Court clears way for suit against Philip Morris

Thursday, August 18, 2005

ST. LOUIS -- A Missouri appeals court has ruled that a lower court appropriately certified as a class-action case a lawsuit accusing Philip Morris USA of misleading smokers about the health risks of its so-called "light" cigarettes.

Tuesday's ruling by the Missouri Court of Appeals was cheered by attorneys who pressed a similar lawsuit in Illinois against the cigarette maker, which in that case was ordered to pay a $10.1 billion consumer-fraud judgment. Philip Morris has appealed that to the Illinois Supreme Court.

Tuesday's ruling upheld St. Louis Circuit Judge Michael David's decision last year to let the Missouri lawsuit's original plaintiffs represent potentially thousands of other smokers of light cigarettes. Both Missouri rulings essentially found a class-action format appropriate in dealing with claims that Philip Morris misled smokers into thinking light cigarettes were less harmful than regular ones, violating Missouri's Merchandising Practices Act.

William Ohlemeyer, Philip Morris' vice president and associate general counsel, said in a written statement that the company will ask Missouri's Supreme Court to review Tuesday's ruling, saying that "for a variety of reasons, the company believes the law doesn't allow cases like this to be treated as a class action."

Messages left Wednesday with attorneys for the Missouri plaintiffs, who filed their lawsuit in St. Louis Circuit Court in February 2000, were not returned.

Among other things, that lawsuit accused Philip Morris engaged in unfair, deceptive trade practices by falsely representing that light cigarettes, when smoked under normal use, contained lower tar and nicotine than regular cigarettes.

David, the judge, originally ruled in 2003 that the class of Missouri consumers who could be included in the lawsuit were those who bought Marlboro Lights in the state since 1971 but who have no smoking-related injury claim. Last September, David limited the class to those who had bought the cigarette brand in the five years before the lawsuit was filed.

Class-action status means anyone with a similar complaint against Philip Morris can join the suit and could be included in any monetary judgment against the company.

It was not immediately clear how many Missouri resident's may be included in the lawsuit.

In Illinois in 2003, Madison County Judge Nicholas Byron sided with the customers and ordered Philip Morris to pay $5 billion in compensatory damages, $2.1 billion in interest and $3 billion in punitive damages.

Unlike many other high-profile cigarette lawsuits, that case did not accuse Philip Morris of harming customers' health. Instead, it accused the company of committing consumer fraud by leading customers to believe they were buying a less harmful kind of cigarette.
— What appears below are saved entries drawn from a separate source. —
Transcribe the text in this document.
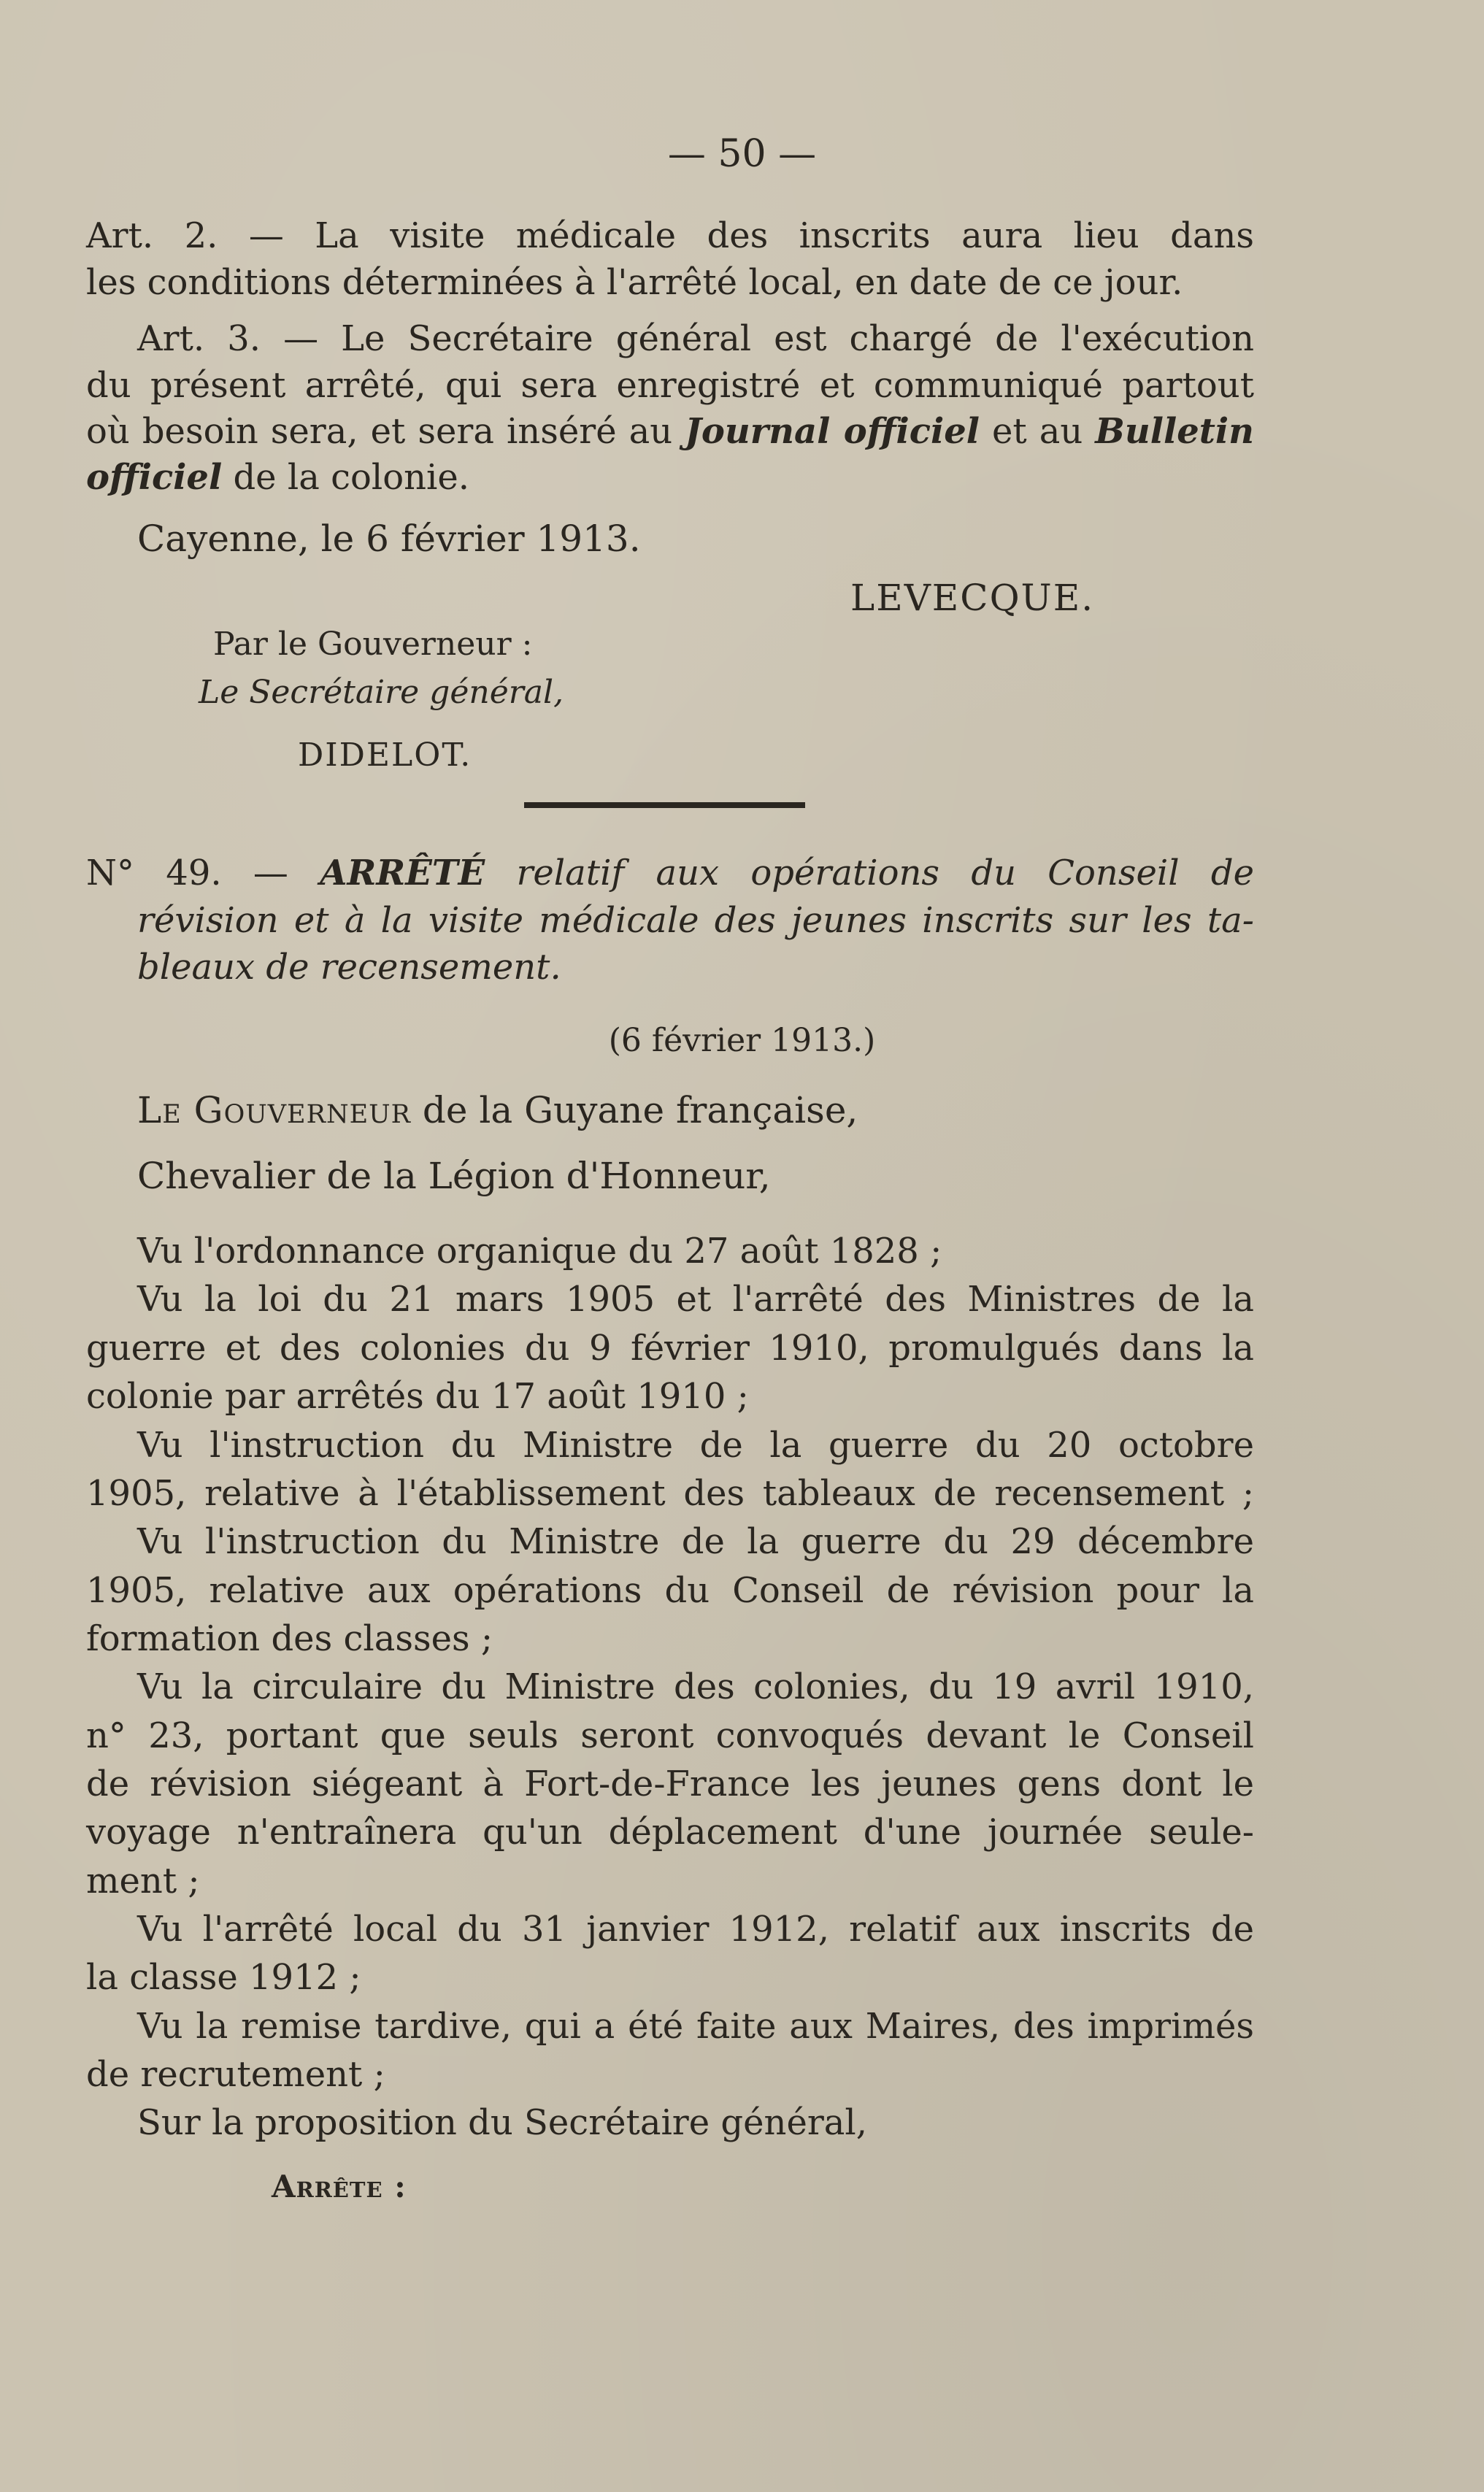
— 50 —
Art. 2. — La visite médicale des inscrits aura lieu dans
les conditions déterminées à l'arrêté local, en date de ce jour.
Art. 3. — Le Secrétaire général est chargé de l'exécution
du présent arrêté, qui sera enregistré et communiqué partout
où besoin sera, et sera inséré au Journal officiel et au Bulletin
officiel de la colonie.
Cayenne, le 6 février 1913.
LEVECQUE.
Par le Gouverneur :
Le Secrétaire général,
DIDELOT.
N° 49. — ARRÊTÉ relatif aux opérations du Conseil de
révision et à la visite médicale des jeunes inscrits sur les ta-
bleaux de recensement.
(6 février 1913.)
Le Gouverneur de la Guyane française,
Chevalier de la Légion d'Honneur,
Vu l'ordonnance organique du 27 août 1828 ;
Vu la loi du 21 mars 1905 et l'arrêté des Ministres de la
guerre et des colonies du 9 février 1910, promulgués dans la
colonie par arrêtés du 17 août 1910 ;
Vu l'instruction du Ministre de la guerre du 20 octobre
1905, relative à l'établissement des tableaux de recensement ;
Vu l'instruction du Ministre de la guerre du 29 décembre
1905, relative aux opérations du Conseil de révision pour la
formation des classes ;
Vu la circulaire du Ministre des colonies, du 19 avril 1910,
n° 23, portant que seuls seront convoqués devant le Conseil
de révision siégeant à Fort-de-France les jeunes gens dont le
voyage n'entraînera qu'un déplacement d'une journée seule-
ment ;
Vu l'arrêté local du 31 janvier 1912, relatif aux inscrits de
la classe 1912 ;
Vu la remise tardive, qui a été faite aux Maires, des imprimés
de recrutement ;
Sur la proposition du Secrétaire général,
Arrête :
Last November, attorney James Thompson -- a former Illinois governor representing Philip Morris -- told the Illinois Supreme Court that smokers who wanted lighter flavor got it and smokers who wanted less tar and nicotine could get that, too. The company is not to blame, he said, if a smoker ended up canceling any health benefits by taking deeper puffs or smoking more cigarettes.

Thompson argued that case should never have been granted class-action status because each person smoked differently and had different reasons for choosing a particular brand of cigarettes.
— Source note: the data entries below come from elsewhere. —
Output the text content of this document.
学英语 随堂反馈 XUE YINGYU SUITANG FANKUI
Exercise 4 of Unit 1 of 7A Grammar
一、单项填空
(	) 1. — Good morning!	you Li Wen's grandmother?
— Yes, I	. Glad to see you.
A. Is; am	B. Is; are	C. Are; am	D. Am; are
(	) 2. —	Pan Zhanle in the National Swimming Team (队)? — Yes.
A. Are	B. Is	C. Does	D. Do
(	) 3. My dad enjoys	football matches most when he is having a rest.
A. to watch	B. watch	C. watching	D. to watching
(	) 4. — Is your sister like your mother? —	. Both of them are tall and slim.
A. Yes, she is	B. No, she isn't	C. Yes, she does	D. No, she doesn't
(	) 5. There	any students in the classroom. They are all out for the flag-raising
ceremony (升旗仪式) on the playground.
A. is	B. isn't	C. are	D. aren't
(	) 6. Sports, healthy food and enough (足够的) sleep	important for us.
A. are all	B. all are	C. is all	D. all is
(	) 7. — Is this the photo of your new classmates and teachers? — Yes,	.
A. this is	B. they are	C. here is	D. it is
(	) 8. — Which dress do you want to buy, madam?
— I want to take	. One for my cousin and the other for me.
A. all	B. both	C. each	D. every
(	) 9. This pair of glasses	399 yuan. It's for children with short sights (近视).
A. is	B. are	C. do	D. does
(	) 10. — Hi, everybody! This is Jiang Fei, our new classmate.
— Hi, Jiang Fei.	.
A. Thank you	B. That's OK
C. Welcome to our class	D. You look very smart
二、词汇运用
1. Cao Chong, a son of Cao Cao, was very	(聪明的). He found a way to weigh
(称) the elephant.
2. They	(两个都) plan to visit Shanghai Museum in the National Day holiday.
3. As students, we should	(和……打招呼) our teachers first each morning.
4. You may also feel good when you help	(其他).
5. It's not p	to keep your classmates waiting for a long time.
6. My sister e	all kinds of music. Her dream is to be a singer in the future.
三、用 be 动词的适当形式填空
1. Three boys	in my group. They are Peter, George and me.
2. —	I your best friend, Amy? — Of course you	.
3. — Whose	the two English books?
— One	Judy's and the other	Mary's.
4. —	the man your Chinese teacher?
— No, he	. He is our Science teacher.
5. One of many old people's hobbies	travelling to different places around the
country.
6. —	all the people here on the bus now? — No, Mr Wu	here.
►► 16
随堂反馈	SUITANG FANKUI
But attorneys representing 1.1 million light cigarette smokers in Illinois argued that Philip Morris knew when it introduced light cigarettes in 1971 that they were no healthier than regular cigarettes. The attorneys said the company hid information, including the fact that the light cigarettes had a more toxic kind of tar.

Shares of New York-based Altria rose 49 cents to close at $67.86 on Wednesday on the New York Stock Exchange, near the upper end of its 52-week range of $44.50 to $69.68.